The solubility parameter and liquid molar volume for n-hexane are given in Table 9.6-1 as \delta_{2}=7.3 \text { and } \underline{V}_{2}^{ L }=132 cc/mol, respectively. Since the liquidmolar volume of naphthalene given in the data is for a temperature 80°C higher than the temperature of interest, and the volume change on melting of naphthalene is small, the molar volume of liquid naphthalene below its melting temperature will be taken to be that of the solid; that is,
\underline{V}_{1}^{ L }=\frac{128.19 g / mol }{1.0253 g / cc }=125 cc / mol
The heat of sublimation of naphthalene is not given. However, we can compute this quantity from the vapor pressure curve of the solid and the Clausius-Clapeyron equation (Eq. 7.7-5a) by taking P to be equal to the sublimation pressure P^{ sub }, \Delta \underline{H} o equal the heat of sublimation, and setting \Delta \underline{V}=\underline{V}^{\overline{ V }}-\underline{V}^{ S }=\Delta_{ sub } \underline{V} \cong R T / P^{ sub }. Thus
\frac{d \ln P^{ vap }}{d T}=\frac{\Delta_{ vap } \underline{H}}{R T^{2}} (7.7-5a)
\frac{\Delta_{\text {sub } \underline{H}}}{R T^{2}}=\frac{d \ln P^{ sub }}{d T}=2.303 \frac{d \log _{10} P^{ sub }}{d T}=+2.303 \frac{(3783)}{T^{2}}
and
\Delta_{\text {sub }} \underline{H}=2.303(3783)(8.314 J / mol )=72434 J / mol
Next,
\Delta_{\text {vap }} \underline{U}=\Delta_{\text {sub }} \underline{H}-\Delta_{\text {fus }} \underline{H}-R T=72434-18804-8.314 \times 293.15=51193 J / mol
so that
\delta_{1}=\left(\frac{51193 J / mol }{125 cc / mol \times 4.184 J / cal }\right)^{1 / 2}=9.9( cal / cc )^{1 / 2}
Now using Eq. 12.1-7 with \Delta C_{ P }=0, and the regular solution expression for the activity coefficient, we obtain
\ln x_{1}=-\ln \gamma_{1}-\left\{\frac{\Delta_{ fus } \underline{H}\left(T_{t}\right)}{R T}\left[1-\frac{T}{T_{t}}\right]+\frac{\Delta C_{ P }}{R}\left[1-\frac{T_{t}}{T}+\ln \left(\frac{T_{t}}{T}\right)\right]\right\} (12.1-7)
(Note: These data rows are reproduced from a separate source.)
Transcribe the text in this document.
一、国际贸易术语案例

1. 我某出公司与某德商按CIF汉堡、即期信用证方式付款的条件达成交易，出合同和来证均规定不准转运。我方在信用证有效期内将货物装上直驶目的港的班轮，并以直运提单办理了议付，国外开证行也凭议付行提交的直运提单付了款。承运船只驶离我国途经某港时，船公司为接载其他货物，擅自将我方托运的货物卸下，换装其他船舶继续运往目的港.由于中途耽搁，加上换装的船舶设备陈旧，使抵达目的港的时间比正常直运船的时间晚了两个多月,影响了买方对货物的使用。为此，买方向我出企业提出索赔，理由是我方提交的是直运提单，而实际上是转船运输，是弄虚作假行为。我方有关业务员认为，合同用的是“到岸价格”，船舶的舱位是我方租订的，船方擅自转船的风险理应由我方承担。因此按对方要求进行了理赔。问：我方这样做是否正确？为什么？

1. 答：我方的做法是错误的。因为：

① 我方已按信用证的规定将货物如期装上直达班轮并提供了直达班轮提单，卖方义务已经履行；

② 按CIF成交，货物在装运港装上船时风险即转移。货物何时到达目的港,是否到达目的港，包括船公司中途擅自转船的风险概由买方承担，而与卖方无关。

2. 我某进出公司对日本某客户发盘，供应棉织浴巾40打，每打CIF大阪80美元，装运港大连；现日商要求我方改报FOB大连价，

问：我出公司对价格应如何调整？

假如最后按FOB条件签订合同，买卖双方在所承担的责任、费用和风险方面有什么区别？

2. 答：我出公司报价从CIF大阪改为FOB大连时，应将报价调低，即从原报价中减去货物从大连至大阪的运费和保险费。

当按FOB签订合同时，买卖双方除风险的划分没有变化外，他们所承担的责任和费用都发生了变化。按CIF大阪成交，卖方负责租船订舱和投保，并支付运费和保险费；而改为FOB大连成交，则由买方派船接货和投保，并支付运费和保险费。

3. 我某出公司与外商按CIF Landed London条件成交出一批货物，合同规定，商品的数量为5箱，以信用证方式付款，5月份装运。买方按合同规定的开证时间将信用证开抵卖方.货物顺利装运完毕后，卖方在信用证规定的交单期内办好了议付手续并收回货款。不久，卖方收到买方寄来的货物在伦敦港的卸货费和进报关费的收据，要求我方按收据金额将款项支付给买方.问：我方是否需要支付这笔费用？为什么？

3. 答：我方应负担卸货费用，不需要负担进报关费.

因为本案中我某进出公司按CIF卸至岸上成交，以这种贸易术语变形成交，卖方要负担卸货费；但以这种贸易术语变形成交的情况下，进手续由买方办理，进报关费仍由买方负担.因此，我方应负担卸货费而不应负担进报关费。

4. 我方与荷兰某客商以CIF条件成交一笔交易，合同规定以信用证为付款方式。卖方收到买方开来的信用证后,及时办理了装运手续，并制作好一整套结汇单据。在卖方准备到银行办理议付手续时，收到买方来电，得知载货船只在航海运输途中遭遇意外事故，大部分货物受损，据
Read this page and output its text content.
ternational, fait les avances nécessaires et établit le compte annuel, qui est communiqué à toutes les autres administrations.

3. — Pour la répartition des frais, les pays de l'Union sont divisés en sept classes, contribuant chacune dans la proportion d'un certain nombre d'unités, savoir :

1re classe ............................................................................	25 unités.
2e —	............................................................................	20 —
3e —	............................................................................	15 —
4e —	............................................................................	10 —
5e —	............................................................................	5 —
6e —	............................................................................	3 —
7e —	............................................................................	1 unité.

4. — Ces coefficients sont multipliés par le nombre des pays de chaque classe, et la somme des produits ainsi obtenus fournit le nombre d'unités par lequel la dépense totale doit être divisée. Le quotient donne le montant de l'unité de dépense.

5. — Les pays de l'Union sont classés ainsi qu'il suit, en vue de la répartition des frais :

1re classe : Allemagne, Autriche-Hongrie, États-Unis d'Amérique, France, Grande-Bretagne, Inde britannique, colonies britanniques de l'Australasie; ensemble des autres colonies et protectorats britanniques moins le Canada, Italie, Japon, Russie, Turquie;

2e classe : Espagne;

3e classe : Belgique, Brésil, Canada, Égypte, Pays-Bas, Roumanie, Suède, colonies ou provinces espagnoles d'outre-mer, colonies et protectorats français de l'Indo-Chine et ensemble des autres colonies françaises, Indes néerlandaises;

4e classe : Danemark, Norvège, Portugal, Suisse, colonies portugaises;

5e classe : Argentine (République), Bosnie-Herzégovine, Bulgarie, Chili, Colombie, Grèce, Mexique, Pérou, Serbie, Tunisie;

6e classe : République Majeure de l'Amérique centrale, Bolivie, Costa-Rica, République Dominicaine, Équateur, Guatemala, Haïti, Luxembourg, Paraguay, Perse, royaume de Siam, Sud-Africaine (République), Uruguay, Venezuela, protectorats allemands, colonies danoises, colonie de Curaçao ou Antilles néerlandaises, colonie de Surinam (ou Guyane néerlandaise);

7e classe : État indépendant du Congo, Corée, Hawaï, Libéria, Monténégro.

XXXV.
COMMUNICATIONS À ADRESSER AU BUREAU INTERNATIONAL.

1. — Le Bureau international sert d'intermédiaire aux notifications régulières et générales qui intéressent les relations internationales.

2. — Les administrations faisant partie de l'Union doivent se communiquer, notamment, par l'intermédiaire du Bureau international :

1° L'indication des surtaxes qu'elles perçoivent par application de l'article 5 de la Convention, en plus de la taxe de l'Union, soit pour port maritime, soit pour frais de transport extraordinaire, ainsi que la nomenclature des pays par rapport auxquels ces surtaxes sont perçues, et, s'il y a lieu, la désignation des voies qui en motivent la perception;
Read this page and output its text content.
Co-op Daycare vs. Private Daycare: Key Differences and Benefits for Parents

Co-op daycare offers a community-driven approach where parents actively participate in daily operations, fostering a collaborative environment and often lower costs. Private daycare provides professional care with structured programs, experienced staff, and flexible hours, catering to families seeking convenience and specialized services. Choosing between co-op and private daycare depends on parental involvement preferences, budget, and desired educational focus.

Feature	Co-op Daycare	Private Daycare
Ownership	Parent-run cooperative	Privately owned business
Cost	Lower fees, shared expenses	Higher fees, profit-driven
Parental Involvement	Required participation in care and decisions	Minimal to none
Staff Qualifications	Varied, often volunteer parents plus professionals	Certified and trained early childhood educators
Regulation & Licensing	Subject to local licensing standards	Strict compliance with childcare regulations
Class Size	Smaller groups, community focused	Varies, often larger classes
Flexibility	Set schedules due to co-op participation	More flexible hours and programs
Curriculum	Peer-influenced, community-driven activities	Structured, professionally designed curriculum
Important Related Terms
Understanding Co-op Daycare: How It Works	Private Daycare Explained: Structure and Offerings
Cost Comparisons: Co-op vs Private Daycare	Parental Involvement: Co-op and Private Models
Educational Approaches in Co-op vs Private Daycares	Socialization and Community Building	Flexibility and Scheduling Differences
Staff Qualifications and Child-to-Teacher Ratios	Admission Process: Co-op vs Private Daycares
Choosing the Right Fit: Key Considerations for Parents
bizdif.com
\ln x_{1}=-\frac{V_{1}^{ L }\left(\delta_{1}-\delta_{2}\right)^{2} \Phi_{2}^{2}}{R T}-\frac{\Delta_{ fus } H\left(T_{m}\right)}{R T}\left(1-\frac{T}{T_{m}}\right)
As a first guess, assume that x_{1} will be small, so that
\Phi_{2}=\frac{x_{2} \underline{V}_{2}^{ L }}{x_{1} \underline{V}_{1}^{ L }+x_{2} \underline{V}_{2}^{ L }} \approx 1
In this case
\begin{aligned}\ln x_{1}=& \frac{-125 \frac{ cc }{ mol } \times(9.9-7.3)^{2} \frac{ cal }{ cc } \times 4.184 \frac{ J }{ cal }}{8.314 \frac{ J }{ mol K } \times 293.15 K } \\&-\frac{18804 \frac{ J }{ mol }}{8.314 \frac{ J }{ mol K } \times 293.15 K }\left(1-\frac{293.15}{353.35}\right) \\=&-1.451-1.314=-2.765\end{aligned}
x_{1}=0.063
With such a large value for x_{1} we must go back and correct the value of \Phi_{2} for the presence of the solute and repeat the computation. Thus
\Phi_{2}=\frac{0.937 \times 132}{0.937 \times 132+0.063 \times 125}=0.94
and
\begin{aligned}\ln x_{1} &=1.282-1.314=2.596 \\x_{1} &=0.0746\end{aligned}
The results of the next two iterations are x_{1}=0.0768 \text { and } x_{1}=0.0772, respectively. This last prediction is in reasonable agreement with the experimental result of x_{1}=0.09 .^{4}
Comment
Note that had we assumed ideal solution behavior, \gamma_{1}=1 \text { and } \ln \gamma_{1}=0, so that
\begin{aligned}\ln x_{1} &=-1.314 \\x_{1} &=0.269\end{aligned}
which is a factor of 3 too large.
^4G. Scatchard, Chem. Rev., 8, 329 (1931).